Jack nodded. "Yes. Five gems, one for each of us. Although I'm impressed that it worked on Owen."
"Thought I was hallucinating," Owen griped, the relief underlying his words clearly audible to Jack.
"As I said, we got off lightly," Jack said grimly, recapturing the attention of his team. "Fortunately, these things are harmless once they've changed shape. Wouldn't do to give the buyers nightmares, after all. So. Ianto, secure storage, please."
* * *
"Was it Lisa?"
Ianto paused, then finished shutting the door to the safe in Jack's office. "Why do you ask?"
As Ianto turned around, he could see Jack leaning idly against his desk. "She meant a lot to you, Ianto. That doesn't go away."

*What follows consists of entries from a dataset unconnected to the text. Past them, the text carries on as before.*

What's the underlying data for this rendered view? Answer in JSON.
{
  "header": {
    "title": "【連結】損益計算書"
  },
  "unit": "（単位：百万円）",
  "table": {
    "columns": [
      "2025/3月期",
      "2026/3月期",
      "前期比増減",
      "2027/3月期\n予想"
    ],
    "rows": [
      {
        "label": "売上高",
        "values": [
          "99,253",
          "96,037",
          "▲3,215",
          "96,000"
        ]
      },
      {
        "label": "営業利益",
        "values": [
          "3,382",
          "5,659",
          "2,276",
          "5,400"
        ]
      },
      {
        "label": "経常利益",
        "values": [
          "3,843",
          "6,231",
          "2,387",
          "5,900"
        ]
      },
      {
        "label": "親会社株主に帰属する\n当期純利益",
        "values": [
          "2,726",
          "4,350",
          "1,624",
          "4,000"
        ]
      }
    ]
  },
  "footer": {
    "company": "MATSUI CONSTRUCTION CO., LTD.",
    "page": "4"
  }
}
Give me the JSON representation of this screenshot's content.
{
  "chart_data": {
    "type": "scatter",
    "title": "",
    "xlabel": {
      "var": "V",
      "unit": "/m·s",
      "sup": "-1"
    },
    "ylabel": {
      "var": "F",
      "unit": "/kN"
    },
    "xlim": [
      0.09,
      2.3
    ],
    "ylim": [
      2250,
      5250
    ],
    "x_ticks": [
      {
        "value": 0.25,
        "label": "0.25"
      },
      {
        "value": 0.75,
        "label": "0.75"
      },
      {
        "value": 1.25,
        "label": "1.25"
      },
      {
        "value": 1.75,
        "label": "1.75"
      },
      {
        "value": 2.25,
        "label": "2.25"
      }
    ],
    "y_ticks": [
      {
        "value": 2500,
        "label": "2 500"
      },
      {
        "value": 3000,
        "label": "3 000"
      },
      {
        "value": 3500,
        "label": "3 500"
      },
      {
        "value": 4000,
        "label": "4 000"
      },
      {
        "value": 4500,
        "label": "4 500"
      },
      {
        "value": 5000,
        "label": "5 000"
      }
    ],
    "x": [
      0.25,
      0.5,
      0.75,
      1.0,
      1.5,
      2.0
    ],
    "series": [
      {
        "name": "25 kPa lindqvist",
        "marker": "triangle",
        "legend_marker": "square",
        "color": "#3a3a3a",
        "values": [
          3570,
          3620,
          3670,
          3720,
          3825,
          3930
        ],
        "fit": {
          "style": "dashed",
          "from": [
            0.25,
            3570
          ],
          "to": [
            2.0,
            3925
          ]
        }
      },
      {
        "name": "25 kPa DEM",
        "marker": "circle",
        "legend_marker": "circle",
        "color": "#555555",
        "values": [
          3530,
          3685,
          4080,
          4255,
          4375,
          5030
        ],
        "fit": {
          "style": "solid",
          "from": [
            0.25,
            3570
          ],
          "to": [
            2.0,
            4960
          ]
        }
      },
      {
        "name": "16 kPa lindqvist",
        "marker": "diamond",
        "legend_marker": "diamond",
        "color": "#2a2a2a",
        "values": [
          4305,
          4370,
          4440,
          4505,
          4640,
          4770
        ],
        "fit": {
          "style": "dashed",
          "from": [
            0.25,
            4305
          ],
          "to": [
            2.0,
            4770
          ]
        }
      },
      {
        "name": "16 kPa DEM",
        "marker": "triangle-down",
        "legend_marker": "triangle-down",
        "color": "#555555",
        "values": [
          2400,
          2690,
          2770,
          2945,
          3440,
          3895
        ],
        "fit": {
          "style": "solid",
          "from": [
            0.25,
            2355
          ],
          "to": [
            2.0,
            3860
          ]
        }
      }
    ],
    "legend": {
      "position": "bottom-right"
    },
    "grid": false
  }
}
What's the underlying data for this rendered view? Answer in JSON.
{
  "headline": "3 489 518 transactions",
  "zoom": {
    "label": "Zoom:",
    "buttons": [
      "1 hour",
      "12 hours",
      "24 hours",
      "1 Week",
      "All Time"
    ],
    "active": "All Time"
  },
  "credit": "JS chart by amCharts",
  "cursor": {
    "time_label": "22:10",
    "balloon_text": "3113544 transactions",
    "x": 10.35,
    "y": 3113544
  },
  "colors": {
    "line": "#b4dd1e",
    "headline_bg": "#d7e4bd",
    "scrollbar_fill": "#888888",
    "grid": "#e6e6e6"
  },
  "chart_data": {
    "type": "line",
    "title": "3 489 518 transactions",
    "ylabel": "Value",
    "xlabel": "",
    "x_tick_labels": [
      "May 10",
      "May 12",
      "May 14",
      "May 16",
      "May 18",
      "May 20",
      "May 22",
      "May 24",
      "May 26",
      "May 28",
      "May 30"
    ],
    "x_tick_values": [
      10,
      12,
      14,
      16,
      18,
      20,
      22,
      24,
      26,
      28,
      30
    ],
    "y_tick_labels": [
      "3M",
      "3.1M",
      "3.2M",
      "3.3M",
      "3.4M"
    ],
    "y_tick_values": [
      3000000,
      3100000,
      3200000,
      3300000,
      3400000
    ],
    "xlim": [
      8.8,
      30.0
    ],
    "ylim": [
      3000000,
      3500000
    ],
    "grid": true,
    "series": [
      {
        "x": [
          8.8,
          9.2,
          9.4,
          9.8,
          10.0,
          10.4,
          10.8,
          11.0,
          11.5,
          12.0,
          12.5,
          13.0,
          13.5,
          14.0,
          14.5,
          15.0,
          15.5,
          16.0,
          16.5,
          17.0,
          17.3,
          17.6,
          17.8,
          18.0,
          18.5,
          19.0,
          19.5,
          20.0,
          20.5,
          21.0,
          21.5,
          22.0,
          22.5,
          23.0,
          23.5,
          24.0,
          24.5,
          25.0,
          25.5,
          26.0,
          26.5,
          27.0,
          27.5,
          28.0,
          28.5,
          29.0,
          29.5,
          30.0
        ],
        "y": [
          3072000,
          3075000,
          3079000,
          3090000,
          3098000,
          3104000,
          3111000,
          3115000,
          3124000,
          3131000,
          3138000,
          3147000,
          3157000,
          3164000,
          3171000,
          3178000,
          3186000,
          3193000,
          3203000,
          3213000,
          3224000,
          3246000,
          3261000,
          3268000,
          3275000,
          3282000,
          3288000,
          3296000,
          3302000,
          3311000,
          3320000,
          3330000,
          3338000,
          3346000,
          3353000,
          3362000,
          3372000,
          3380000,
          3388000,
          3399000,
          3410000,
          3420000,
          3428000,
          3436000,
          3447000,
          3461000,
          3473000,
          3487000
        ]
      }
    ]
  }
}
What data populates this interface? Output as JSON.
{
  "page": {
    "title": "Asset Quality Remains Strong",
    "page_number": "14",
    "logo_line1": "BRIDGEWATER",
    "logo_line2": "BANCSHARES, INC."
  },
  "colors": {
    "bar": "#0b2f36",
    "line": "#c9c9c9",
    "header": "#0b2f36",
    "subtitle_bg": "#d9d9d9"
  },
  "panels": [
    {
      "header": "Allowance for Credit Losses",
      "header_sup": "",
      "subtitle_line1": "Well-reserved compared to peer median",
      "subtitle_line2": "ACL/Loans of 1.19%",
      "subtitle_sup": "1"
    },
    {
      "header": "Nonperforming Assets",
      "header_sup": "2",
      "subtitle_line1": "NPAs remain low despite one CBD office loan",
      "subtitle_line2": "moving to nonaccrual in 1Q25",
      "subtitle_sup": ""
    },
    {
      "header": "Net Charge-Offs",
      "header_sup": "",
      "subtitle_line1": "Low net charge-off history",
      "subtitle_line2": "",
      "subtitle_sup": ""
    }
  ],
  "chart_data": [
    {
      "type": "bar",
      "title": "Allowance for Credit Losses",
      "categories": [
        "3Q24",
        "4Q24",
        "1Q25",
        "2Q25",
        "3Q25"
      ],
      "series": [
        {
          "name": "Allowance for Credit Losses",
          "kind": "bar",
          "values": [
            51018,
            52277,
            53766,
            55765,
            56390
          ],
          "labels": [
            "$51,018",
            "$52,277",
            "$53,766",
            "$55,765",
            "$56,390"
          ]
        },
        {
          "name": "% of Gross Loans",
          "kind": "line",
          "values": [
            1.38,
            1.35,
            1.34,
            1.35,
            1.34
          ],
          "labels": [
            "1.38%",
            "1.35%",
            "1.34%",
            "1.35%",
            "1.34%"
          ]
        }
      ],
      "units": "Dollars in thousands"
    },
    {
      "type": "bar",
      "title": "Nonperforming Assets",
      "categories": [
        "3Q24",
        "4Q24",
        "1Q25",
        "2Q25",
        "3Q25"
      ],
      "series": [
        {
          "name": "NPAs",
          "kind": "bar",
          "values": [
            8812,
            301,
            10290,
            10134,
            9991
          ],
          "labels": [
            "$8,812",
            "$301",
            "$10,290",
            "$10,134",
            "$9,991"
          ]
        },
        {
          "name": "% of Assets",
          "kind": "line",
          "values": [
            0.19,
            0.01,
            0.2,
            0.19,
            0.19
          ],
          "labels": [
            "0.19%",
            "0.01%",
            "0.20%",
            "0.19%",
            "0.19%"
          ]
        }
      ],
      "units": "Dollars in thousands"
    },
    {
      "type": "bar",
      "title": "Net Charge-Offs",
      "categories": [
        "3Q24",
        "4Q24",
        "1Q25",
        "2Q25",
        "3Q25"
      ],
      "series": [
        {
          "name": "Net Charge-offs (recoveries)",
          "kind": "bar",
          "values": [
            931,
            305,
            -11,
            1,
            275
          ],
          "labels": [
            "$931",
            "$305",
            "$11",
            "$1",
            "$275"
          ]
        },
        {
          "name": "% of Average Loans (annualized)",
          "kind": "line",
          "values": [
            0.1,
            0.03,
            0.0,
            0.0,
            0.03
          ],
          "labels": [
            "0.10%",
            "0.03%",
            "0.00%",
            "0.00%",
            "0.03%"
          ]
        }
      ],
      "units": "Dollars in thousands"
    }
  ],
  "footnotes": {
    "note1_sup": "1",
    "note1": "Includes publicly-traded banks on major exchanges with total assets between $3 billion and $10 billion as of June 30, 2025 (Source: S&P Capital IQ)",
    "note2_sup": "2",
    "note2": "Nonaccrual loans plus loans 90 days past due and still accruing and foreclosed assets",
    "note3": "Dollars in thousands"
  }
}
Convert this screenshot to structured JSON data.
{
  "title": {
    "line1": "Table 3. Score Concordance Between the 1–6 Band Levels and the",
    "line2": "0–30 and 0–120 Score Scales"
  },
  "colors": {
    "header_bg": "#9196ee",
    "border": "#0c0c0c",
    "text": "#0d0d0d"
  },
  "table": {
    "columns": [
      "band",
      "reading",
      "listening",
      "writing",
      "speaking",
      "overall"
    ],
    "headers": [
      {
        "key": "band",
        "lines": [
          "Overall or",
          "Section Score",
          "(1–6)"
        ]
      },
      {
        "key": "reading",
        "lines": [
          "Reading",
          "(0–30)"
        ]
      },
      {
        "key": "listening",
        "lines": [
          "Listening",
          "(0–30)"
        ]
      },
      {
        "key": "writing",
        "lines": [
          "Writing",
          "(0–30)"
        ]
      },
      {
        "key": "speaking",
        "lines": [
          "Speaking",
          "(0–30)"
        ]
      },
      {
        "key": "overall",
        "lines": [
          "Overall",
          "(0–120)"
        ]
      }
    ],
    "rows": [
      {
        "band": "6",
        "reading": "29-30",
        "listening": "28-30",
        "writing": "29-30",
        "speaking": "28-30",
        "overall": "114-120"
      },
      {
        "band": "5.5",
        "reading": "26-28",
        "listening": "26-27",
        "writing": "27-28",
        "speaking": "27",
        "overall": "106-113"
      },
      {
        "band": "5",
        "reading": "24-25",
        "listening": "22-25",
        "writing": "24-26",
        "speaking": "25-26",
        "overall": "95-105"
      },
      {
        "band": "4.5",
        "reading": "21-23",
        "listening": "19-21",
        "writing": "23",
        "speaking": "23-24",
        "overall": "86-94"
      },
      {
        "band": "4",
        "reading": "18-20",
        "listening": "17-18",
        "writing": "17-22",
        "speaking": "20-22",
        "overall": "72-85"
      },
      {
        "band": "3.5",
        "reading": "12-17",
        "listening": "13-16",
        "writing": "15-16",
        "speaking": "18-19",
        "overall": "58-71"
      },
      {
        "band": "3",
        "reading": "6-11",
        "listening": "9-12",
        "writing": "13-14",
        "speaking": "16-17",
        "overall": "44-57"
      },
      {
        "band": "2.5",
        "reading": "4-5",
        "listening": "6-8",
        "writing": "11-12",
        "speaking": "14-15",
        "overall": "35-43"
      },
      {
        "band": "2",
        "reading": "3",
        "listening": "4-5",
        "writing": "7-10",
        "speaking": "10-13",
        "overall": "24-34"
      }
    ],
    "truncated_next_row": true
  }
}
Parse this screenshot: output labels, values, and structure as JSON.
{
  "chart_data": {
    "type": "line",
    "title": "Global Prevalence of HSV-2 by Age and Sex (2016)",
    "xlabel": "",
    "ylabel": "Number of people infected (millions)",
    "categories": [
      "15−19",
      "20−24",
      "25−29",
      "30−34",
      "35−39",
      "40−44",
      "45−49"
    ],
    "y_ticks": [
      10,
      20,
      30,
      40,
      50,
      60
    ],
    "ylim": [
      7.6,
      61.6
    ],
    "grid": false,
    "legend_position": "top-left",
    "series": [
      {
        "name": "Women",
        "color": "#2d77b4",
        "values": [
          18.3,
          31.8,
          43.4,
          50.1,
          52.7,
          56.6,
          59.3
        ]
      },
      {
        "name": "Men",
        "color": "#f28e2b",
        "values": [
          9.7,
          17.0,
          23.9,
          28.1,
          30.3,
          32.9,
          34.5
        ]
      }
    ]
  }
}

"Yes. It was Lisa." Ianto swallowed. "Was that all, Jack? The main archives are . . ."
"Hey." Somehow, Jack had moved to stand in front of him without Ianto knowing. "Forget the archives. This is more important." He gently tilted Ianto's chin up with one finger, and Ianto gave in and met Jack's eyes. "She was alive again, wasn't she." It wasn't a question.
"We were married, Jack. She was alive, and we were both working for Torchwood. The Ghost Shift technology had failed. The Cybermen and the Daleks had never come through." Ianto's throat closed before he could utter the words, and we had a son.
Jack's eyes were still holding his, and looking away wasn't an option. "Those things show you a perfect future, Ianto," Jack said softly. "But those futures can't happen." He stared for a moment more, eyes flickering over Ianto's face, then dropped his hand and turned away.
"Jack." And now it was Jack turning back to him, a guarded expression on his face. "I did want that life. But if I'd had that future, I'd never have known this one." Remembering an earlier conversation in this very room, Ianto added, "And I wouldn't change it for the world."
The surprised joy in Jack's face was more than Ianto had hoped to see. The tree might have shown him an alternate possibility, but the fork in the road that would have lead to it was long past. This was the living future, and as he stepped into Jack's eager embrace, Ianto vowed that he wouldn't waste a minute of it.